Mi padre subió el baul, me hizo acomodar, en un asiento de madera, dejando el
pequeño baúl, en un lugar especifico para el equipaje. No iba mucho personal,
mi padre conversaba con una señora, contándole mi partida, yo miraba el paisaje
de mi infancia, mi querido valle, volveré como hacia mi hermano, cada dos
años.Llegados a Oviedo, siempre protegido por mi padre. Nos trasladamos al colegio
de los Dominicos, desde nos trasladaríamos a Madrid y de allí a Ocaña, lugar de
nuestro seminario. Mi asombro fue total al pasar por las grandes llanuras
Castellanas. Nunca había traspasado la frontera natural del puerto.El paisaje
me pareció deprimente, desértico, pero algo me cohibía, me impresionaba.
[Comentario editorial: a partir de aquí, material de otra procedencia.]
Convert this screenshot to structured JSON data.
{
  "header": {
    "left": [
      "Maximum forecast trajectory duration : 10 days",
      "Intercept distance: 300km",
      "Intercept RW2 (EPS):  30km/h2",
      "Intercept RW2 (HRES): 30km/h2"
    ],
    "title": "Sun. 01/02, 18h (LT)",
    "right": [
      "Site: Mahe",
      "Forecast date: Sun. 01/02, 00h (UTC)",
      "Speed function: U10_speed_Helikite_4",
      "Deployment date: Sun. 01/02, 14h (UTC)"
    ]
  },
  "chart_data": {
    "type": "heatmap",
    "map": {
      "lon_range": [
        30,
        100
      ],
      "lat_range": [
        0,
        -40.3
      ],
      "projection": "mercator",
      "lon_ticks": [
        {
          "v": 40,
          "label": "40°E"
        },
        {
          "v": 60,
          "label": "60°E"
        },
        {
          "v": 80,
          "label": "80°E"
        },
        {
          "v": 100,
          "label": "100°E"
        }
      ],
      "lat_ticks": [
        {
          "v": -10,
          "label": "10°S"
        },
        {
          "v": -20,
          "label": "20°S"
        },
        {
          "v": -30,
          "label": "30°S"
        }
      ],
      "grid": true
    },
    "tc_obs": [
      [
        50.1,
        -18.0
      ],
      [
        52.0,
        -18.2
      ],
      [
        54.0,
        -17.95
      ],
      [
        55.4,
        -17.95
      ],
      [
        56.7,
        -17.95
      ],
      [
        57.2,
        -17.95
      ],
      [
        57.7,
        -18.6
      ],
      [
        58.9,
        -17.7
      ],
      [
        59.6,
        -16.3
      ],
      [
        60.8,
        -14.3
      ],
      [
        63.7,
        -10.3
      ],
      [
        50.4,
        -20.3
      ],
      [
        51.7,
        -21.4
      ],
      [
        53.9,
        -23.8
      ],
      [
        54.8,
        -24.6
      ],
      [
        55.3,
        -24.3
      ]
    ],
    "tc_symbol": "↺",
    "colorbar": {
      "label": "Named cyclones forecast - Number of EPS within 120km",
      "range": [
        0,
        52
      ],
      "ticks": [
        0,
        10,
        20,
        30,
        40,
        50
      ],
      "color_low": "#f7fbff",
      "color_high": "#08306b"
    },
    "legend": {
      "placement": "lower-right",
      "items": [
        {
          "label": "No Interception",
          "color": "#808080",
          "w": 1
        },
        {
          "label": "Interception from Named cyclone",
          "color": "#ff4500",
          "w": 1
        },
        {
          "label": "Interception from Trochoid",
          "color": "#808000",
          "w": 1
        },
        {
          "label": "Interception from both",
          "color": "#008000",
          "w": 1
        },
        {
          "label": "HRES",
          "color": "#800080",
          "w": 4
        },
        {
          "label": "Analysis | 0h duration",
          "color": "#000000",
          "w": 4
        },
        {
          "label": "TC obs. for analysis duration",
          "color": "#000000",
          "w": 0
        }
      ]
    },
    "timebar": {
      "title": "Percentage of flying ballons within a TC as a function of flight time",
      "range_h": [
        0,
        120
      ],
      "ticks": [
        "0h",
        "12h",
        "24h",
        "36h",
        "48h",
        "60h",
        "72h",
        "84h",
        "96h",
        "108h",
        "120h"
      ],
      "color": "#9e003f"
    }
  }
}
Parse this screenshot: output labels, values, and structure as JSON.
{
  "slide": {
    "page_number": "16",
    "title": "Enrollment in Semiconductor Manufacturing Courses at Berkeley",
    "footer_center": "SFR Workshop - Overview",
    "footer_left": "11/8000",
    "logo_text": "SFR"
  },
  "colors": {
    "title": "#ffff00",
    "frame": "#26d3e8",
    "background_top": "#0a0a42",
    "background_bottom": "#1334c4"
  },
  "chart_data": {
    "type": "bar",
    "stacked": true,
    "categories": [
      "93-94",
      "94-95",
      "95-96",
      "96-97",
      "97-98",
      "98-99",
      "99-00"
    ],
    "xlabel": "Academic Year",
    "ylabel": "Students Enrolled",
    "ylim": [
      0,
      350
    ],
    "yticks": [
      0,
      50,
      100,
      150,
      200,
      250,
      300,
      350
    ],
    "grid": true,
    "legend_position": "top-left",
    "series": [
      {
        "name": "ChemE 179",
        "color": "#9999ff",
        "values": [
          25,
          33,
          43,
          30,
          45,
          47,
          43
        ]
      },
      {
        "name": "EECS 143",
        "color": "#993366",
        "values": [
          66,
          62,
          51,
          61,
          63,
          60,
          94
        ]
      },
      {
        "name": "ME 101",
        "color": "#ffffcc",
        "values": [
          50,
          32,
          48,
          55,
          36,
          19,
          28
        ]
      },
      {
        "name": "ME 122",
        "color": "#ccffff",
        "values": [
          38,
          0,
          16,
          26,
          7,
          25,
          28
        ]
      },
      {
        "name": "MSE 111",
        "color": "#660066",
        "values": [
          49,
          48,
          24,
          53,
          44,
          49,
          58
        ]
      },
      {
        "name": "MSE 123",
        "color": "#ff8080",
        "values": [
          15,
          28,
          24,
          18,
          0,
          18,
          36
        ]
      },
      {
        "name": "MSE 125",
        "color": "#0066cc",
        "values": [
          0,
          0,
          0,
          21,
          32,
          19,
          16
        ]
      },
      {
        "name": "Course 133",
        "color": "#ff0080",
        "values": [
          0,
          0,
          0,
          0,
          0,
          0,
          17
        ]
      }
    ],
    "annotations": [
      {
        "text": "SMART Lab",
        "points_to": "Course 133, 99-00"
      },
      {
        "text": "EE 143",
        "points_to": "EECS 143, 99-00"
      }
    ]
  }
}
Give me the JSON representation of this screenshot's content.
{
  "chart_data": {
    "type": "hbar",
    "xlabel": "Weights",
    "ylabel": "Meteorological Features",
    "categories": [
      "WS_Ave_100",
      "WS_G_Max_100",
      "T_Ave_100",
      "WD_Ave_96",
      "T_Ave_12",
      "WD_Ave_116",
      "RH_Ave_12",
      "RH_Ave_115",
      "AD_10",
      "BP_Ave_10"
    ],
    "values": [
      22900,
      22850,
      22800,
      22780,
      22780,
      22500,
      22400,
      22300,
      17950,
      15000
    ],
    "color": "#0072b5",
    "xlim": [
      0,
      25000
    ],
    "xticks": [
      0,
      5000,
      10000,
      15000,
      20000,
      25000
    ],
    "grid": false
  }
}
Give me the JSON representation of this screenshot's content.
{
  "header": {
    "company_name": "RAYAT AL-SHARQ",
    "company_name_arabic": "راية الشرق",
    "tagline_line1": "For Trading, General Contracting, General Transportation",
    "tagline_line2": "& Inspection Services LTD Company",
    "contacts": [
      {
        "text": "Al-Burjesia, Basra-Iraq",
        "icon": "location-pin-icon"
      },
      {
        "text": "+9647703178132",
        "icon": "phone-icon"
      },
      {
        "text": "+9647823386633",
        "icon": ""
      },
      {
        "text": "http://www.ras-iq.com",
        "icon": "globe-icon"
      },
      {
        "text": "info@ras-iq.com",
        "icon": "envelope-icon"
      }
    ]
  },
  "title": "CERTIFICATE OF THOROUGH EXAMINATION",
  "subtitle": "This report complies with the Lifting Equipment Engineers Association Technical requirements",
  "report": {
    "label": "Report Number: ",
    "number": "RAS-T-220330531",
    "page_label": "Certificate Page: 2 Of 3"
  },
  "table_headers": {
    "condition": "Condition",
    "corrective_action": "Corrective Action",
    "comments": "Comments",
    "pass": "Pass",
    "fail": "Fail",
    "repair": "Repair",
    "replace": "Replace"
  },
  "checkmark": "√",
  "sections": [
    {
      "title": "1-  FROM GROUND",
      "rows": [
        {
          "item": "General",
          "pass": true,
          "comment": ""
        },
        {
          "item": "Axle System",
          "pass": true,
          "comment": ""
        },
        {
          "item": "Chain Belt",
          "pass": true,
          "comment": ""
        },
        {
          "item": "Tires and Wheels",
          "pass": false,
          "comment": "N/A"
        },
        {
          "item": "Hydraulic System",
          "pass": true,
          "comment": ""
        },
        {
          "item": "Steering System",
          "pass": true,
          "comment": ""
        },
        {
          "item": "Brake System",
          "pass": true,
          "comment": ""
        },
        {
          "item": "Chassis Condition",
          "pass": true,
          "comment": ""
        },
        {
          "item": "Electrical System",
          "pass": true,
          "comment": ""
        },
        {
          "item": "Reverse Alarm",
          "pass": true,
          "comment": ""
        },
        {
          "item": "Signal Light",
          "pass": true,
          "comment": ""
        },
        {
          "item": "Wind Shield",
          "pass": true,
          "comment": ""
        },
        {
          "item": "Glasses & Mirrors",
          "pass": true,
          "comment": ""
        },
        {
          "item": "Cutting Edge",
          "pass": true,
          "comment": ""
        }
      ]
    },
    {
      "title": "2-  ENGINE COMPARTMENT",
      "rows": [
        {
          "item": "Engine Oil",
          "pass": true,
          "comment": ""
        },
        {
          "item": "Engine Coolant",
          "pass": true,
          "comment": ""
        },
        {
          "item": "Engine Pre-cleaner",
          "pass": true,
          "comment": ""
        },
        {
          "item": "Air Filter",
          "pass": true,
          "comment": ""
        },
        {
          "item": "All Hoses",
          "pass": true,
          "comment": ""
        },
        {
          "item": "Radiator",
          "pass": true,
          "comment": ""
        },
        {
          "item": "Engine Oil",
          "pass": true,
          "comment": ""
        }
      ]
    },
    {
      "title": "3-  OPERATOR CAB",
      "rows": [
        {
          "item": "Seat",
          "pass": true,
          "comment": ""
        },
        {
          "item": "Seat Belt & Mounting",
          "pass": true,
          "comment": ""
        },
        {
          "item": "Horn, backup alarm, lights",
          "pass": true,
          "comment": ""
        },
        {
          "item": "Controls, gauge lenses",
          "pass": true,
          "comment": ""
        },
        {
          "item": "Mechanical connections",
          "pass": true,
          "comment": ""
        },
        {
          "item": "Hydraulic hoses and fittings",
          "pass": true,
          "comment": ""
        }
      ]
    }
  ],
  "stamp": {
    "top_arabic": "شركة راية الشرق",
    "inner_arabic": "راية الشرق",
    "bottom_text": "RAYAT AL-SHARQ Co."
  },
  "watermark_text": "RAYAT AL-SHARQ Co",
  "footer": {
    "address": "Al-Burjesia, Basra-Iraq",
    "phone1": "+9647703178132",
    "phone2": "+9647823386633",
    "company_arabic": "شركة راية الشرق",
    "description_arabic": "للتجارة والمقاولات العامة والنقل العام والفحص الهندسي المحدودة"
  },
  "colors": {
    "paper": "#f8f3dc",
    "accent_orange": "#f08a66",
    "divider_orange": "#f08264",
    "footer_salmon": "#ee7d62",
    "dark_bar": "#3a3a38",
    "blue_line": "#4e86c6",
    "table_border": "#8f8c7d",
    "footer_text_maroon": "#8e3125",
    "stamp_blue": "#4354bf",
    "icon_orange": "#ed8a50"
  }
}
Cuanto
llegue a amar a estas tierras en mi vida. El resto del viaje fue según lo
previsto.
En la
estación Madrileña, me aguardaba una
gran sorpresa, mi hermano José Ramón, acompañaba a Fray Julian.Desde
allí, en agradable charla, nos trasladamos a Ocaña.
Los álamos
se estaban poniendo ocres, igual que en mi último retiro. Otoño, de joven
sentía las cuatro estaciones. En mi vuelta, Señor, siento el Otoño, detrás de
el solo el Invierno. Espero Señor que me recojas en tu eterna primavera, en
algún rincón de la eternidad.
Fray
Domiciano, recogió todos los papeles, con máximo cuidado. Haciendo entrega a
sus superiores de todo cuanto acompañaba a tan alto personaje. Sus pertenencias
cogían en el baúl que le trajo al Seminario.
Un
hombre, para la mayor gloria de Dios.